19th International CODATA Conference
Category: Knowledge Discovery

Key Aspects Of Data And Information For Climate Change Science

Alexander Sterin, Ph.D. (STERIN@METEO.RU)
Russian Research Institute for Hydrometeorological Information –
World Data Center, Russia


The paper mentions several aspects related to methodology of the observed data processing and analysis, when the final goal is to obtain new knowledge of climate changes. This subject is of key interest, in connection with the problem of global warming. It is not limited by purely research aspects, but is significant for the decisions in social, economical spheres, as well as for politics.

The possible strategies of constructing informational products based on observed data, will be considered.

The ways how to process and to analyze data, will be discussed, in particular:

  1. which statistics to use, traditional or robust, for simple processing? The robust statistics is a good instrument to eliminate the effects of outliers in climate-related statistical calculations.

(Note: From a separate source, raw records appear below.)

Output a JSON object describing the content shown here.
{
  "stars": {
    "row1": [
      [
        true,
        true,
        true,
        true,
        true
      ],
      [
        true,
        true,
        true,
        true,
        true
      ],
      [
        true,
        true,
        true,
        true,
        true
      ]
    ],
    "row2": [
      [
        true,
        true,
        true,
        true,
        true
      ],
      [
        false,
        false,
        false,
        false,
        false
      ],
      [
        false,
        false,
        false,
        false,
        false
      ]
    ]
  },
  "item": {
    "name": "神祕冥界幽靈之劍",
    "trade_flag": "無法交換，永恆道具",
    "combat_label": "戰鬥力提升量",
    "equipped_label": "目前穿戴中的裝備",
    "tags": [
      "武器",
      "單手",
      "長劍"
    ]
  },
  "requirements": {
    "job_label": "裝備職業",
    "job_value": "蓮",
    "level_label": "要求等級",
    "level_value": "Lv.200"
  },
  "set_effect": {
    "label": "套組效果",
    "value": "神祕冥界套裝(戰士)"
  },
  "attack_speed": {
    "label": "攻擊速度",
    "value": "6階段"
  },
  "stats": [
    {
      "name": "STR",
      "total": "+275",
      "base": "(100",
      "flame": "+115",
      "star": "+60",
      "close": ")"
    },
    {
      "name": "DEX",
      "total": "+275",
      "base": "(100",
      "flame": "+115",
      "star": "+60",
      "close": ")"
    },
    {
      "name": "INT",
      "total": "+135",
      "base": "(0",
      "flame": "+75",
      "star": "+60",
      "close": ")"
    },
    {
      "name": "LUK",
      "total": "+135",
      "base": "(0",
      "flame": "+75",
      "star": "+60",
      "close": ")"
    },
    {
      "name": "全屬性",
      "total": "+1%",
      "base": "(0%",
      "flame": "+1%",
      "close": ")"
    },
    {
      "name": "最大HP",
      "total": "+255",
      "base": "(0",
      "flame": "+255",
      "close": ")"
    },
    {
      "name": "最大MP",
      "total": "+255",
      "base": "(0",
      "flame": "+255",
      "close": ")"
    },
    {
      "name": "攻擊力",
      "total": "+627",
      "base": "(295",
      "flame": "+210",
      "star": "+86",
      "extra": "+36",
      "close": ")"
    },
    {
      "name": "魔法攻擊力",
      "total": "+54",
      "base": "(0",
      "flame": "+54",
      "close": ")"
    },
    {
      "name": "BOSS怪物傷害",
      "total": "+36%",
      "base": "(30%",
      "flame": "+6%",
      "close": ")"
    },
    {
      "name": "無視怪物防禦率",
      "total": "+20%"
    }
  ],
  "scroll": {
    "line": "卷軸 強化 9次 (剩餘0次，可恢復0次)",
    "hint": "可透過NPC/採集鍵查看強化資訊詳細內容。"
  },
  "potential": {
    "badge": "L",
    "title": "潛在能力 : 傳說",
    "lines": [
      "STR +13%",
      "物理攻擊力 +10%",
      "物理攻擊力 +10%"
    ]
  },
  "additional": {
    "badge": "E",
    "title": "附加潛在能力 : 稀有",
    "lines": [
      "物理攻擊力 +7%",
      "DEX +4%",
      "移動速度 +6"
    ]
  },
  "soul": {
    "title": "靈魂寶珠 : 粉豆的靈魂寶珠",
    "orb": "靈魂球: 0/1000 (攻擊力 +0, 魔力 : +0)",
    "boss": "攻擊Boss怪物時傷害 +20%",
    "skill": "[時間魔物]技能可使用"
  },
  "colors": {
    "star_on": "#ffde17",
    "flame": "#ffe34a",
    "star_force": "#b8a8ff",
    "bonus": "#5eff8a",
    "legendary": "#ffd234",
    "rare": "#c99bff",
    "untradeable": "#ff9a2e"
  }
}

On the other hand, one should be careful in using them, as soon as he studies climatology of extremal events.
  2. how to generalize data, to obtain large-scale products for climate studies?
  3. the data quality problems (flagging data values, chance to make “step back” in data quality check)
  4. how to calculate trends in climate series, (Least Squares Method versus alternative techniques in trend calculations, trend sensitivity problems and examples, the phenomenon of trend differences in temperature for surface and in troposphere)
  5. the inhomogeneities in climate data (are the “corrected” series really correct, and “uncorrected” series really incorrect? – possible approaches and some samples)
  6. how to compare time series, obtained by various groups, and is it possible to eliminate the uncertainty in large-scale climate signals, using the ensembles of independent climate products? An ensemble approach to large scale climate signals estimation.

The ten plus one principles of climate monitoring, which must be taken as key strategy of empirical climate analysis and requirements to climate data, will be listed and commented.